Article Text
Abstract
Objective Advanced age is a known risk factor for poorer outcomes after surgical and interventional procedures. The objective of this study is to evaluate the role of neurointerventional procedures in the treatment of acute stroke in elderly patients. The impact of neurovascular interventional therapy on patient outcomes will be compared with less invasive methods of treatment such as intravenous thrombolytic therapy and conservative management.

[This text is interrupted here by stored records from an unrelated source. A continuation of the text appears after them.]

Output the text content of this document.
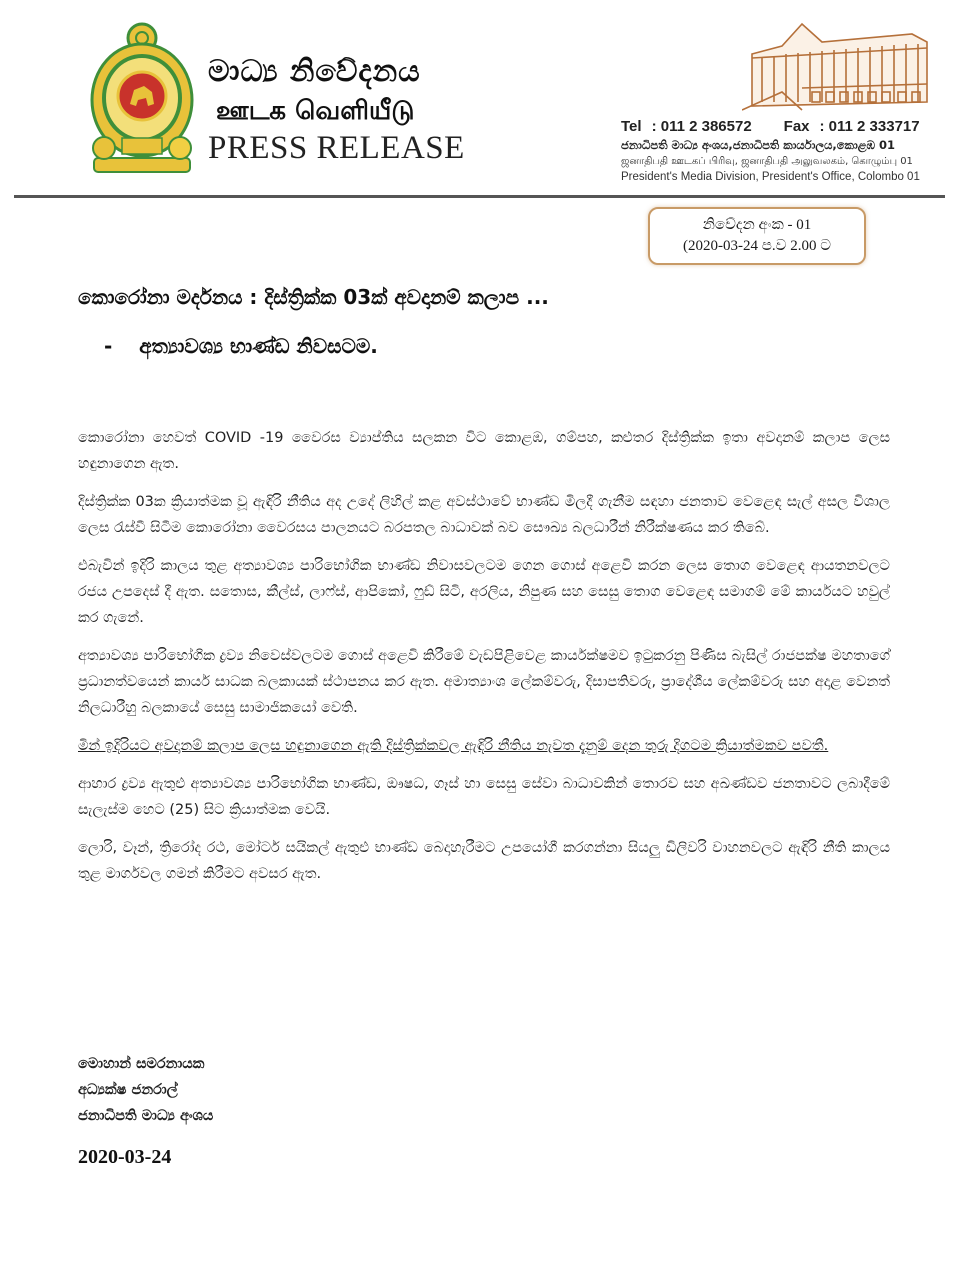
මාධ්‍ය නිවේදනය
ஊடக வெளியீடு
PRESS RELEASE
Tel : 011 2 386572 Fax : 011 2 333717
ජනාධිපති මාධ්‍ය අංශය,ජනාධිපති කාර්යාලය,කොළඹ 01
ஜனாதிபதி ஊடகப் பிரிவு, ஜனாதிபதி அலுவலகம், கொழும்பு 01
President's Media Division, President's Office, Colombo 01
නිවේදන අංක - 01
(2020-03-24 ප.ව 2.00 ට
කොරෝනා මර්දනය : දිස්ත්‍රික්ක 03ක් අවදානම් කලාප ...
- අත්‍යාවශ්‍ය භාණ්ඩ නිවසටම.

කොරෝනා හෙවත් COVID -19 වෛරස ව්‍යාප්තිය සලකන විට කොළඹ, ගම්පහ, කළුතර දිස්ත්‍රික්ක ඉතා අවදානම් කලාප ලෙස හඳුනාගෙන ඇත.

දිස්ත්‍රික්ක 03ක ක්‍රියාත්මක වූ ඇඳිරි නීතිය අද උදේ ලිහිල් කළ අවස්ථාවේ භාණ්ඩ මිලදී ගැනීම සඳහා ජනතාව වෙළෙඳ සැල් අසල විශාල ලෙස රැස්වී සිටීම කොරෝනා වෛරසය පාලනයට බරපතල බාධාවක් බව සෞඛ්‍ය බලධාරීන් නිරීක්ෂණය කර තිබේ.

එබැවින් ඉදිරි කාලය තුළ අත්‍යාවශ්‍ය පාරිභෝගික භාණ්ඩ නිවාසවලටම ගෙන ගොස් අළෙවි කරන ලෙස තොග වෙළෙඳ ආයතනවලට රජය උපදෙස් දී ඇත. සතොස, කීල්ස්, ලාෆ්ස්, ආපිකෝ, ෆුඩ් සිටි, අරලිය, නිපුණ සහ සෙසු තොග වෙළෙඳ සමාගම් මේ කාර්යයට හවුල් කර ගැනේ.

අත්‍යාවශ්‍ය පාරිභෝගික ද්‍රව්‍ය නිවෙස්වලටම ගොස් අළෙවි කිරීමේ වැඩපිළිවෙළ කාර්යක්ෂමව ඉටුකරනු පිණිස බැසිල් රාජපක්ෂ මහතාගේ ප්‍රධානත්වයෙන් කාර්ය සාධක බලකායක් ස්ථාපනය කර ඇත. අමාත්‍යාංශ ලේකම්වරු, දිසාපතිවරු, ප්‍රාදේශීය ලේකම්වරු සහ අදාළ වෙනත් නිලධාරීහු බලකායේ සෙසු සාමාජිකයෝ වෙති.

මින් ඉදිරියට අවදානම් කලාප ලෙස හඳුනාගෙන ඇති දිස්ත්‍රික්කවල ඇඳිරි නීතිය නැවත දැනුම් දෙන තුරු දිගටම ක්‍රියාත්මකව පවතී.

ආහාර ද්‍රව්‍ය ඇතුළු අත්‍යාවශ්‍ය පාරිභෝගික භාණ්ඩ, ඖෂධ, ගෑස් හා සෙසු සේවා බාධාවකින් තොරව සහ අඛණ්ඩව ජනතාවට ලබාදීමේ සැලැස්ම හෙට (25) සිට ක්‍රියාත්මක වෙයි.

ලොරි, වෑන්, ත්‍රිරෝද රථ, මෝටර් සයිකල් ඇතුළු භාණ්ඩ බෙදාහැරීමට උපයෝගී කරගන්නා සියලු ඩිලිවරි වාහනවලට ඇඳිරි නීති කාලය තුළ මාර්ගවල ගමන් කිරීමට අවසර ඇත.

මොහාන් සමරනායක
අධ්‍යක්ෂ ජනරාල්
ජනාධිපති මාධ්‍ය අංශය
2020-03-24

Methods Retrospective review of medical records of patients ≥75 years of age who were admitted to our facility with a diagnosis of acute ischemic stroke between 2006 and 2010 was performed. These patients were stratified into three categories according to management: (1) conservative management including diagnostic cerebral angiograms as part of work-up, (2) administration of intravenous t-PA with or without subsequent diagnostic cerebral angiograms, and (3) neurovascular intervention with or without prior intravenous t-PA. Types of intervention included intra-arterial t-PA and use of mechanical thrombolytic techniques. Patients who initially presented with intracranial hemorrhage and those with incomplete medical records at time of review were excluded. Outcomes measured were NIH stroke scale (NIHSS) scores at admission and at discharge, complications related to hemorrhagic conversion of ischemic stroke, survival to discharge from the hospital, and discharge disposition. Student t test was used for statistical analysis.

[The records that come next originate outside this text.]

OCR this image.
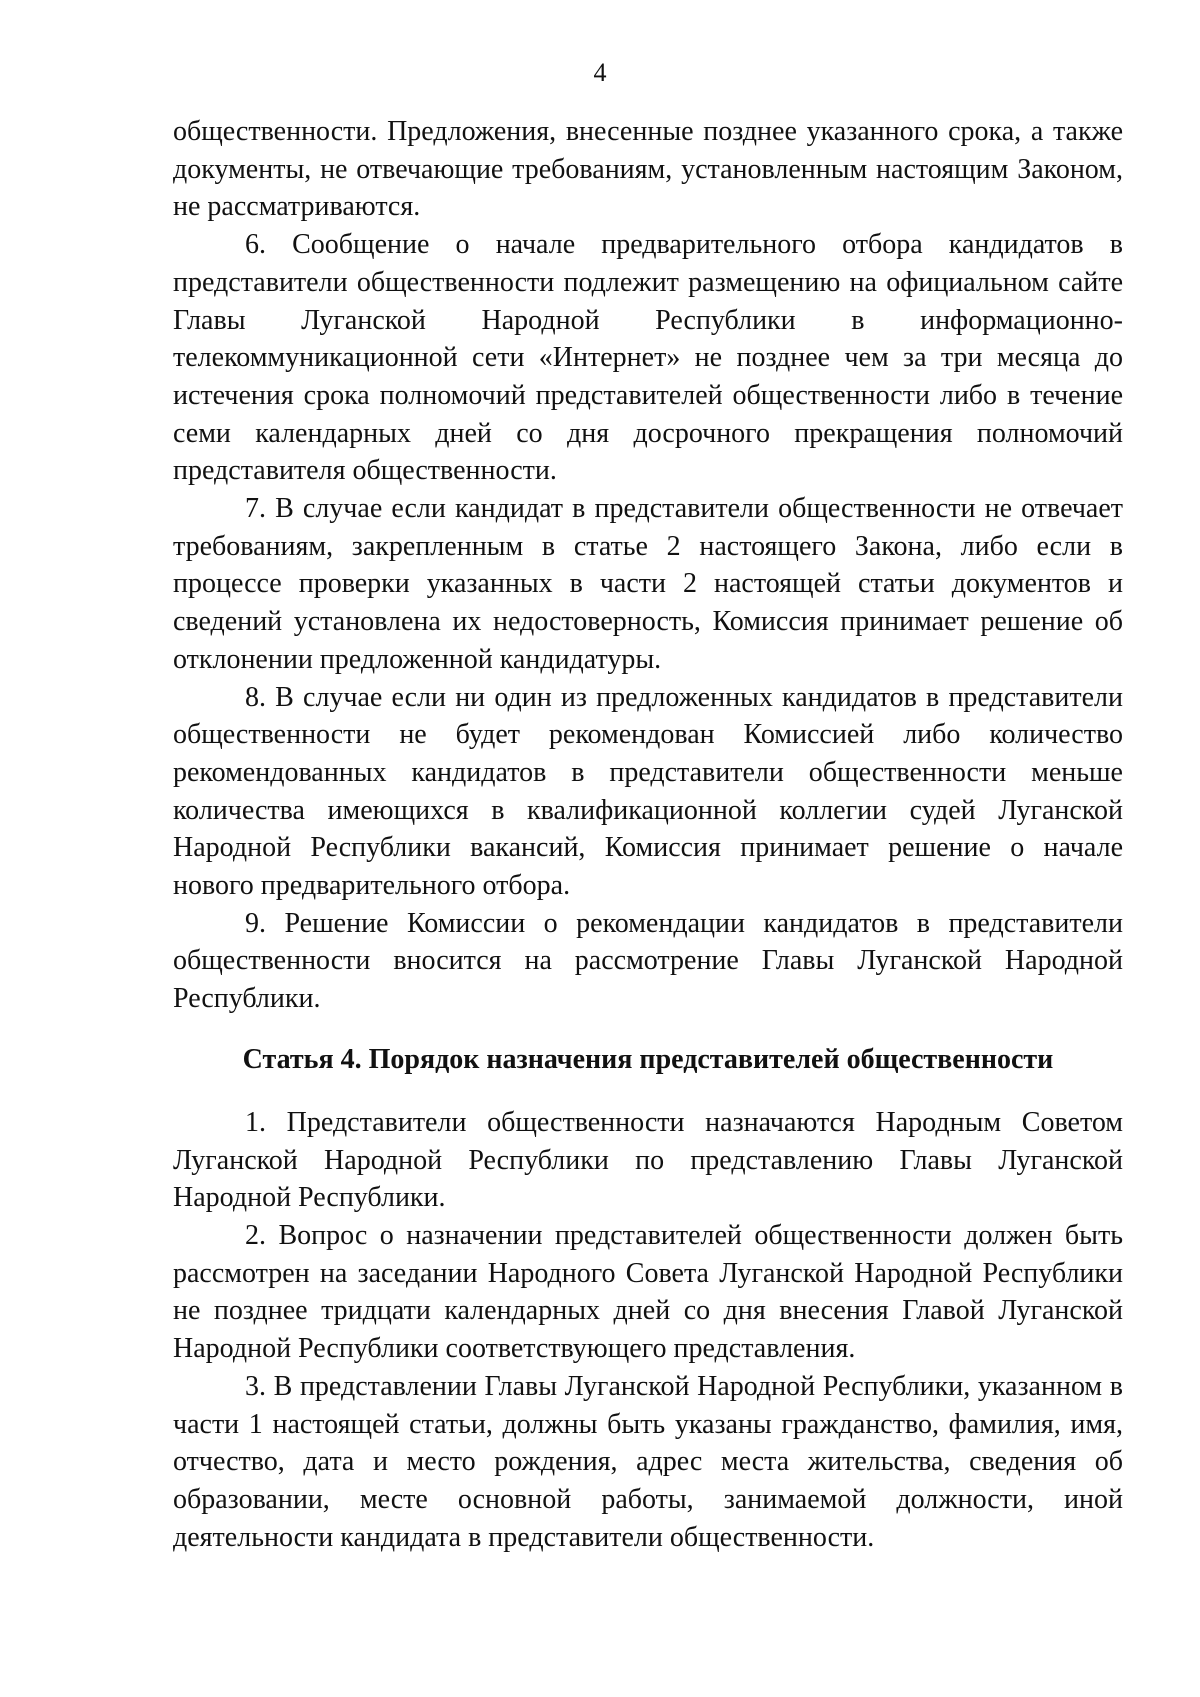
4

общественности. Предложения, внесенные позднее указанного срока, а также документы, не отвечающие требованиям, установленным настоящим Законом, не рассматриваются.

6. Сообщение о начале предварительного отбора кандидатов в представители общественности подлежит размещению на официальном сайте Главы Луганской Народной Республики в информационно-телекоммуникационной сети «Интернет» не позднее чем за три месяца до истечения срока полномочий представителей общественности либо в течение семи календарных дней со дня досрочного прекращения полномочий представителя общественности.

7. В случае если кандидат в представители общественности не отвечает требованиям, закрепленным в статье 2 настоящего Закона, либо если в процессе проверки указанных в части 2 настоящей статьи документов и сведений установлена их недостоверность, Комиссия принимает решение об отклонении предложенной кандидатуры.

8. В случае если ни один из предложенных кандидатов в представители общественности не будет рекомендован Комиссией либо количество рекомендованных кандидатов в представители общественности меньше количества имеющихся в квалификационной коллегии судей Луганской Народной Республики вакансий, Комиссия принимает решение о начале нового предварительного отбора.

9. Решение Комиссии о рекомендации кандидатов в представители общественности вносится на рассмотрение Главы Луганской Народной Республики.

Статья 4. Порядок назначения представителей общественности

1. Представители общественности назначаются Народным Советом Луганской Народной Республики по представлению Главы Луганской Народной Республики.

2. Вопрос о назначении представителей общественности должен быть рассмотрен на заседании Народного Совета Луганской Народной Республики не позднее тридцати календарных дней со дня внесения Главой Луганской Народной Республики соответствующего представления.

3. В представлении Главы Луганской Народной Республики, указанном в части 1 настоящей статьи, должны быть указаны гражданство, фамилия, имя, отчество, дата и место рождения, адрес места жительства, сведения об образовании, месте основной работы, занимаемой должности, иной деятельности кандидата в представители общественности.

Results A total of 379 patients were included in this study. The conservative management group consisted of 266 patients. 66 patients were given intravenous t-PA without neurovascular intervention. 47 patients received neurovascular intervention with or without prior intravenous t-PA. In the first group, the average NIHSS score at admission was 4.71 (SD 6.69) and at discharge was 2.00 (SD 3.53). 24 patients (9.0%) in this group did not survive to discharge, and two patients (0.8%) developed intracranial hemorrhage after admission. In the second group, the average NIHSS score at admission was 11.26 (SD 7.38) and at discharge was 3.91 (SD 5.60). Eight patients (12.1%) in this group did not survive to discharge, and five patients (7.5%) developed intracranial hemorrhage. In the third group, the average NIHSS score at admission was 18.33 (SD 7.19) and at discharge was 8.48 (SD 6.38). 21 patients (44.7%) did not survive to discharge, and 11 patients (23.4%) developed intracranial hemorrhage. Three patients (6.4%) in the third group were discharged to home, with the remaining surviving patients requiring inpatient rehabilitation or a skilled nursing. 29 patients (43.9%) in the second group and 156 (58.6%) patients in the first group were discharged to home.

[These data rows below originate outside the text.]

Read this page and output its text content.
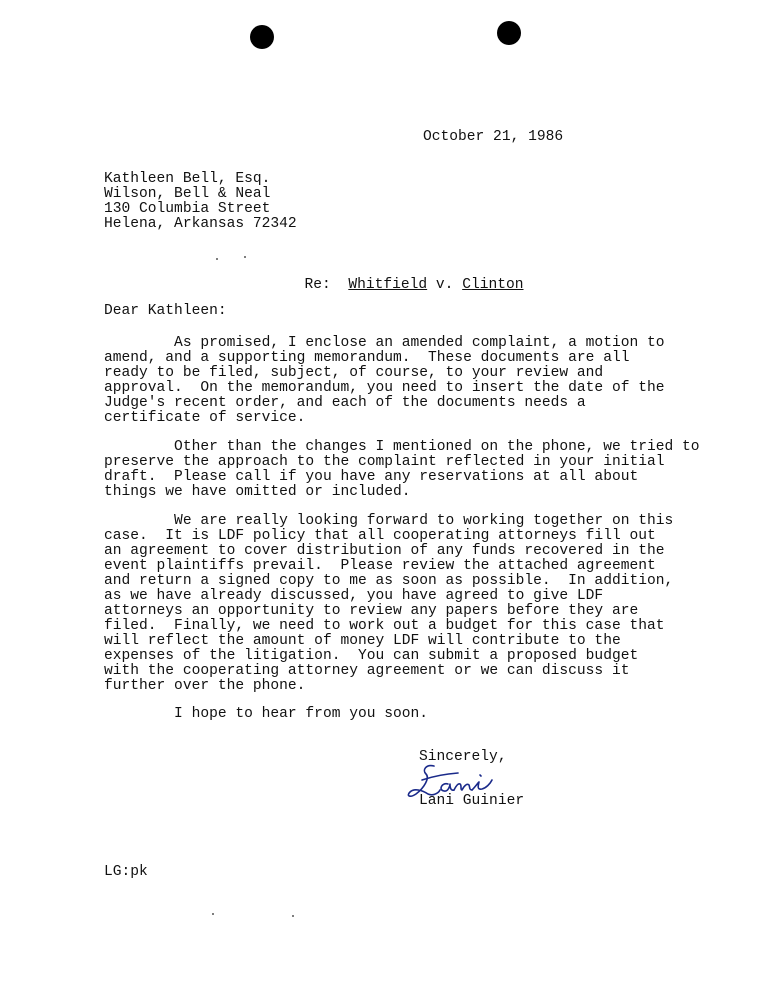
October 21, 1986
Kathleen Bell, Esq.
Wilson, Bell & Neal
130 Columbia Street
Helena, Arkansas 72342

Re: Whitfield v. Clinton

Dear Kathleen:
As promised, I enclose an amended complaint, a motion to
amend, and a supporting memorandum.  These documents are all
ready to be filed, subject, of course, to your review and
approval.  On the memorandum, you need to insert the date of the
Judge's recent order, and each of the documents needs a
certificate of service.
Other than the changes I mentioned on the phone, we tried to
preserve the approach to the complaint reflected in your initial
draft.  Please call if you have any reservations at all about
things we have omitted or included.
We are really looking forward to working together on this
case.  It is LDF policy that all cooperating attorneys fill out
an agreement to cover distribution of any funds recovered in the
event plaintiffs prevail.  Please review the attached agreement
and return a signed copy to me as soon as possible.  In addition,
as we have already discussed, you have agreed to give LDF
attorneys an opportunity to review any papers before they are
filed.  Finally, we need to work out a budget for this case that
will reflect the amount of money LDF will contribute to the
expenses of the litigation.  You can submit a proposed budget
with the cooperating attorney agreement or we can discuss it
further over the phone.
I hope to hear from you soon.
Sincerely,
Lani Guinier
LG:pk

Conclusions Patients who were treated with neurovascular intervention had higher rates of intracranial hemorrhage and death, and greater requirement for rehabilitation or skilled nursing at discharge compared to patients who were treated conservatively. Patients receiving neurovascular intervention had significantly higher NIHSS scores on presentation, likely at least partially accounting for their poorer outcomes. Preliminary review of the data demonstrates that the current triage process is effective in reserving aggressive therapy for more severely affected patients where the benefits may outweigh the risks.